En dépit du recours massif au télétravail, certains missions ont été impactées par la crise, notamment le contrôle des actes prioritaires et des actes budgétaires. 74 % des actes prioritaires ont fait l'objet d'un contrôle de légalité au premier semestre 2020, soit 17 % de moins qu'au premier semestre 2019. Même si les contraintes de transmission des actes ont été allégées et que de nombreuses collectivités territoriales ont eu recours à la télétransmission, les difficultés des agents de l'État à se connecter au système d'information @CTES depuis leur domicile ont ralenti l'exercice du contrôle de légalité.

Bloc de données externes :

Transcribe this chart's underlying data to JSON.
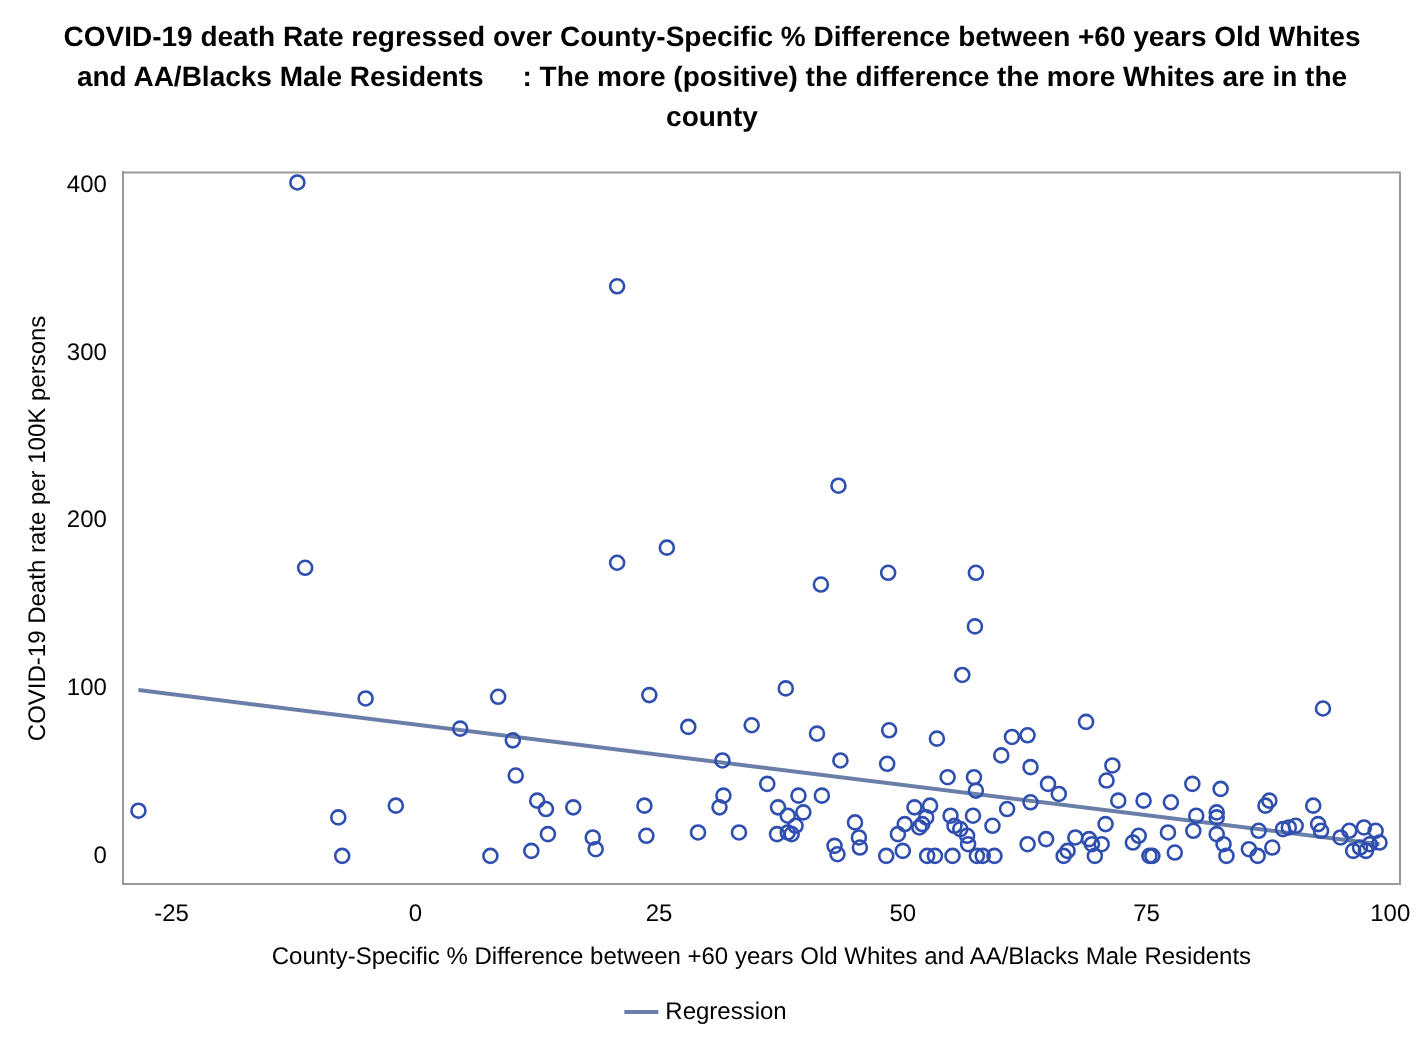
{
  "chart_data": {
    "type": "scatter",
    "title": "COVID-19 death Rate regressed over County-Specific % Difference between +60 years Old Whites and AA/Blacks Male Residents     : The more (positive) the difference the more Whites are in the county",
    "xlabel": "County-Specific % Difference between +60 years Old Whites and AA/Blacks Male Residents",
    "ylabel": "COVID-19 Death rate per 100K persons",
    "xlim": [
      -30,
      101
    ],
    "xticks": [
      -25,
      0,
      25,
      50,
      75,
      100
    ],
    "ylim": [
      -17,
      408
    ],
    "yticks": [
      0,
      100,
      200,
      300,
      400
    ],
    "grid": false,
    "legend": "bottom",
    "series": [
      {
        "color": "#2f4fb0",
        "marker": "circle",
        "x": [
          -12.1,
          -11.3,
          -28.4,
          -5.1,
          -7.9,
          -7.5,
          -2,
          4.6,
          8.5,
          10,
          10.3,
          12.5,
          13.4,
          7.7,
          11.9,
          13.6,
          16.2,
          18.2,
          18.5,
          20.7,
          20.7,
          25.8,
          24,
          23.5,
          23.7,
          28,
          29,
          31.5,
          31.6,
          31.2,
          33.2,
          34.5,
          36.1,
          38,
          37.2,
          38.2,
          39.3,
          39.8,
          39,
          37.1,
          38.2,
          38.6,
          41.7,
          41.2,
          41.6,
          43.4,
          43.6,
          43,
          43.3,
          45.1,
          45.5,
          45.6,
          48.5,
          48.6,
          48.4,
          48.3,
          49.5,
          50,
          51.2,
          51.7,
          52,
          52.4,
          52.8,
          50.2,
          52.5,
          53.3,
          55.1,
          53.5,
          54.6,
          56.1,
          54.9,
          55.3,
          55.9,
          56.6,
          56.7,
          57.2,
          57.5,
          57.4,
          57.3,
          57.5,
          57.6,
          58.2,
          59.2,
          59.4,
          60.1,
          60.7,
          61.2,
          62.8,
          63.1,
          63.1,
          62.8,
          64.7,
          64.9,
          66,
          66.5,
          66.9,
          67.7,
          68.8,
          69.1,
          69.4,
          69.7,
          70.4,
          70.8,
          70.9,
          71.5,
          72.1,
          73.6,
          74.2,
          74.7,
          75.3,
          75.6,
          77.2,
          77.5,
          77.9,
          79.7,
          79.8,
          80.1,
          82.2,
          82.2,
          82.2,
          82.6,
          82.9,
          83.2,
          85.5,
          86.4,
          86.5,
          87.2,
          87.6,
          87.9,
          89,
          89.6,
          90.3,
          92.1,
          93.1,
          92.6,
          92.9,
          94.9,
          95.8,
          96.2,
          96.9,
          97.3,
          97.5,
          97.9,
          98.5,
          98.9
        ],
        "values": [
          402,
          172,
          27,
          94,
          23,
          0,
          30,
          76,
          95,
          69,
          48,
          33,
          28,
          0,
          3,
          13,
          29,
          11,
          4,
          340,
          175,
          184,
          96,
          30,
          12,
          77,
          14,
          57,
          36,
          29,
          14,
          78,
          43,
          100,
          29,
          24,
          36,
          26,
          18,
          13,
          14,
          13,
          36,
          73,
          162,
          221,
          57,
          6,
          1,
          20,
          11,
          5,
          169,
          75,
          55,
          0,
          13,
          3,
          29,
          17,
          19,
          23,
          30,
          19,
          0,
          0,
          0,
          70,
          47,
          108,
          24,
          18,
          16,
          12,
          7,
          24,
          169,
          137,
          47,
          39,
          0,
          0,
          18,
          0,
          60,
          28,
          71,
          72,
          53,
          32,
          7,
          10,
          43,
          37,
          0,
          3,
          11,
          80,
          10,
          7,
          0,
          7,
          19,
          45,
          54,
          33,
          8,
          12,
          33,
          0,
          0,
          14,
          32,
          2,
          43,
          15,
          24,
          26,
          23,
          13,
          40,
          7,
          0,
          4,
          0,
          15,
          30,
          33,
          5,
          16,
          17,
          18,
          30,
          88,
          19,
          15,
          11,
          15,
          3,
          5,
          17,
          3,
          7,
          15,
          8
        ]
      },
      {
        "type": "line",
        "name": "Regression",
        "color": "#6a7fa8",
        "marker": "none",
        "line_style": "solid",
        "x": [
          -28.4,
          98.9
        ],
        "values": [
          99,
          7
        ]
      }
    ]
  }
}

En ce qui concerne la délivrance des titres, la prolongation de la durée de validité des documents de séjour par l'ordonnance n° 2020-328 du 25 mars 2020 a permis de limiter l'impact de la fermeture des services durant le confinement sur les délais de traitement des demandes. Bien qu'allégée, l'activité a été maintenue durant le confinement en matière de délivrance des titres sécurisés (carte nationale d'identité, passeport, certificat d'immatriculation des véhicules, permis de conduire) puis renforcée pour soutenir la reprise d'activité et maîtriser l'augmentation du stock de demandes.